La patria del nuovo orientamento fu indubbiamente l'Oriente: più esattamente la Siria. La scelta del nome di Paolo lo indica, perché, stando alla sua storia, per quanto possiamo ricostruirla, il centro della sua attività apostolica fu la siriana Antiochia. La Siria è pure indicata dall'uso del nome Abba (Romani 8:15, Galati 4:6), dell'espressione μαρὰν ἀθά (1 Corinzi 16:22), del nome proprio Cefa per Pietro: ma soprattutto dalla stretta relazione tra Paolinismo e Gnosticismo. Di questa relazione non c'è nessun dubbio. La letteratura paolina, come abbiamo visto, fu messa in risalto per prima dagli Gnostici, e quando i cattolici, da Ireneo in poi, cominciarono a preparare un posto per “Paolo” nel seno della Chiesa, gli Gnostici non dovettero ancora essere da meno. Alcuni di loro immaginarono l'Apostolo assiso alla destra di Cristo, con Marcione alla sinistra; altri ritennero che lui fosse il Paraclito annunciato in Giovanni 15:26. Ma lo Gnosticismo cristiano apparve dapprima in Siria. Dall'origine del Paolinismo nell'Oriente, però, non consegue che l'Epistola ai Romani ricevesse lì gli ultimi ritocchi. Un testo più antico potrebbe essere stato recato dagli Gnostici dalla Siria a Roma, dove forse fu modificato nel senso desiderato dai Paolinisti della “destra”. Con o senza ulteriori revisioni esso passò, al pari di molti altri scritti e molti usi e concezioni dottrinali, dalle mani degli Gnostici a quelle dei cattolici. 

NOTE

[1] Sul canone del Nuovo Testamento, si veda Oudchristelijke Letterkunde, Appendice. Il canone, come vi è sottolineato, fu essenzialmente una sorta di accumulazione. Un libro non diventava “canonico” perché lo scrittore volle che così fosse, e neppure per un decreto arbitrario della Chiesa, ma gradualmente, tramite l'influenza degli intelletti prominenti delle comunità cristiane.

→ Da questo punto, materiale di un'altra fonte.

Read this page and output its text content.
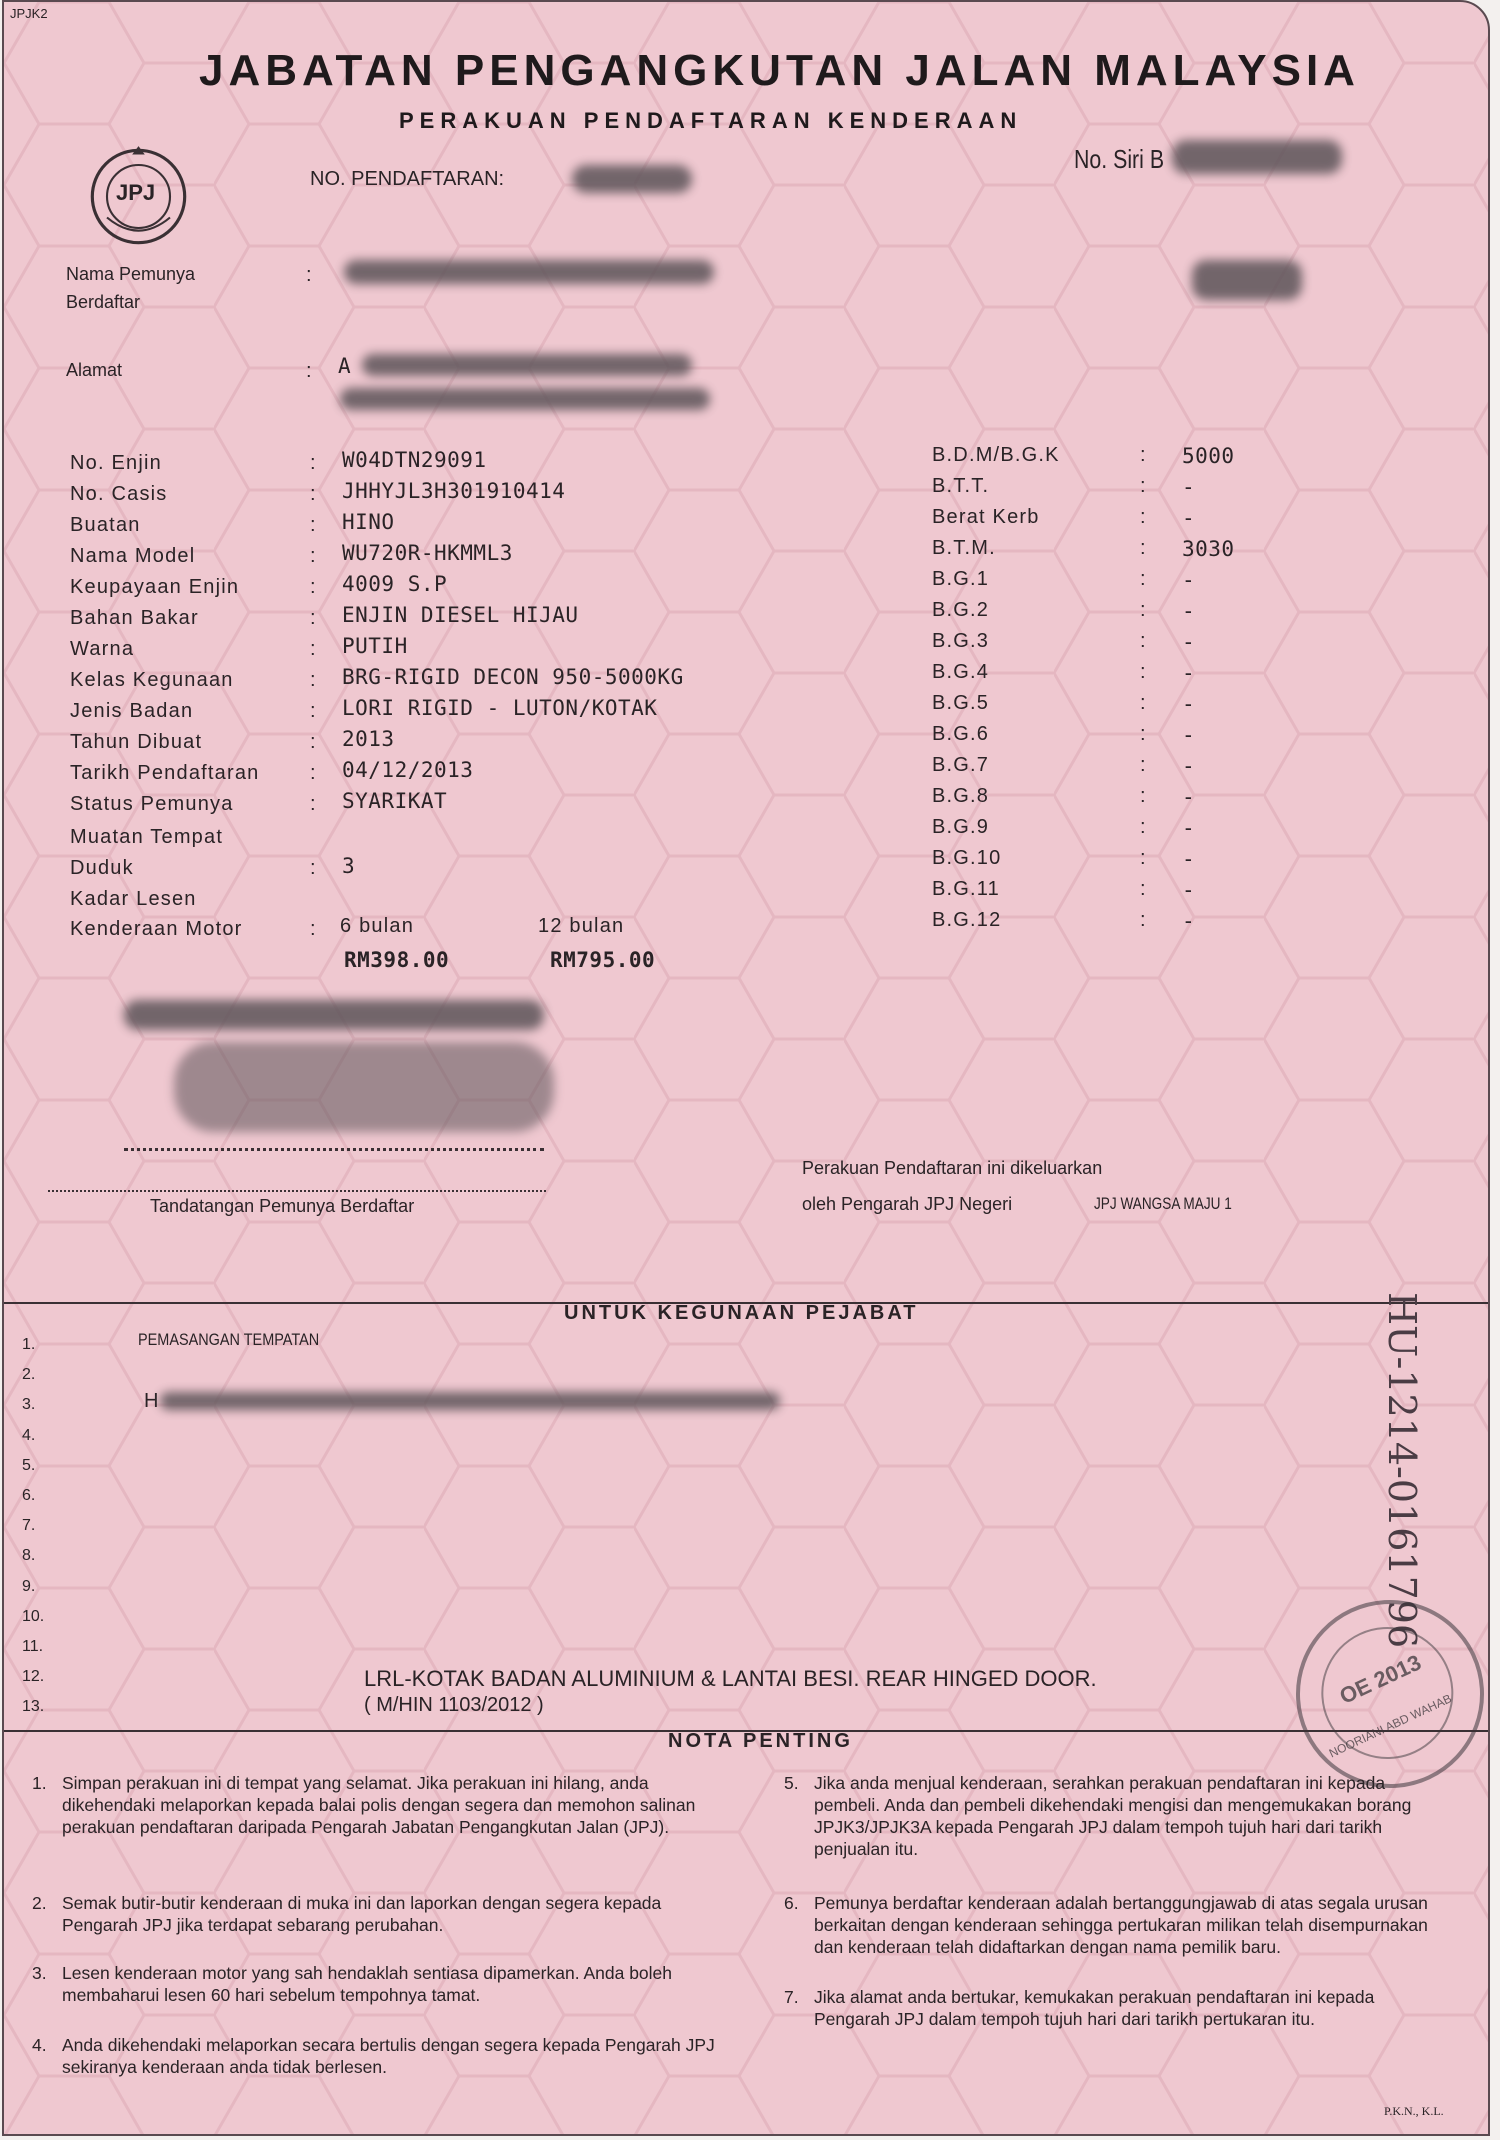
JPJK2
JPJ
JABATAN PENGANGKUTAN JALAN MALAYSIA
PERAKUAN PENDAFTARAN KENDERAAN
No. Siri B
NO. PENDAFTARAN:
Nama Pemunya
Berdaftar
:
Alamat	: A
No. Enjin	: W04DTN29091
No. Casis	: JHHYJL3H301910414
Buatan	: HINO
Nama Model	: WU720R-HKMML3
Keupayaan Enjin	: 4009 S.P
Bahan Bakar	: ENJIN DIESEL HIJAU
Warna	: PUTIH
Kelas Kegunaan	: BRG-RIGID DECON 950-5000KG
Jenis Badan	: LORI RIGID - LUTON/KOTAK
Tahun Dibuat	: 2013
Tarikh Pendaftaran	: 04/12/2013
Status Pemunya	: SYARIKAT
Muatan Tempat
Duduk	: 3
Kadar Lesen
Kenderaan Motor	: 6 bulan	12 bulan
RM398.00	RM795.00
B.D.M/B.G.K	: 5000
B.T.T.	: -
Berat Kerb	: -
B.T.M.	: 3030
B.G.1	: -
B.G.2	: -
B.G.3	: -
B.G.4	: -
B.G.5	: -
B.G.6	: -
B.G.7	: -
B.G.8	: -
B.G.9	: -
B.G.10	: -
B.G.11	: -
B.G.12	: -
Tandatangan Pemunya Berdaftar
Perakuan Pendaftaran ini dikeluarkan
oleh Pengarah JPJ Negeri	JPJ WANGSA MAJU 1
UNTUK KEGUNAAN PEJABAT
1.
2.
3.
4.
5.
6.
7.
8.
9.
10.
11.
12.
13.
PEMASANGAN TEMPATAN
H
LRL-KOTAK BADAN ALUMINIUM & LANTAI BESI. REAR HINGED DOOR.
( M/HIN 1103/2012 )
HU-1214-0161796
OE 2013
NOORIANI ABD WAHAB
NOTA PENTING
1. Simpan perakuan ini di tempat yang selamat. Jika perakuan ini hilang, anda dikehendaki melaporkan kepada balai polis dengan segera dan memohon salinan perakuan pendaftaran daripada Pengarah Jabatan Pengangkutan Jalan (JPJ).
2. Semak butir-butir kenderaan di muka ini dan laporkan dengan segera kepada Pengarah JPJ jika terdapat sebarang perubahan.
3. Lesen kenderaan motor yang sah hendaklah sentiasa dipamerkan. Anda boleh membaharui lesen 60 hari sebelum tempohnya tamat.
4. Anda dikehendaki melaporkan secara bertulis dengan segera kepada Pengarah JPJ sekiranya kenderaan anda tidak berlesen.
5. Jika anda menjual kenderaan, serahkan perakuan pendaftaran ini kepada pembeli. Anda dan pembeli dikehendaki mengisi dan mengemukakan borang JPJK3/JPJK3A kepada Pengarah JPJ dalam tempoh tujuh hari dari tarikh penjualan itu.
6. Pemunya berdaftar kenderaan adalah bertanggungjawab di atas segala urusan berkaitan dengan kenderaan sehingga pertukaran milikan telah disempurnakan dan kenderaan telah didaftarkan dengan nama pemilik baru.
7. Jika alamat anda bertukar, kemukakan perakuan pendaftaran ini kepada Pengarah JPJ dalam tempoh tujuh hari dari tarikh pertukaran itu.
P.K.N., K.L.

La dichiarazione che certi libri dovevano essere ritenuti autorevoli iniziò dalla “sinistra”, perché gli innovatori avevano bisogno di documenti scritti a cui appellarsi quando essi furono contrastati facendo leva sulla “tradizione”. Non i loro testi, però, furono adottati infine, ma testi modificati per conciliare la “destra” ed elaborati nell'interesse della “cattolicità”. Inoltre, il canone fu legato a quello dell'Antico Testamento e subordinato alla tradizione cosiddetta cattolica.

[2] Questa è l'opinione di Rudolf Steck (Der Galaterbrief nach seiner Echtheit untersucht, 1888). Steck sembra essere stato leggermente in anticipo rispetto a Van Manen — i cui generosi riferimenti al collega sono frequenti — nel rigettare decisamente la paternità paolina di tutte le Epistole.

[3] Cfr. Ebrei 5:12-14. L'autore dell'Epistola agli Ebrei, come sottolinea Van Manen (Oudchristelijke Letterkunde, pag. 60), si considera appartenente a una generazione non anteriore alla seconda (2:3), eppure parla di suo “fratello Timoteo” (13:23), con cui spera di vedere coloro ai quali si sta rivolgendo.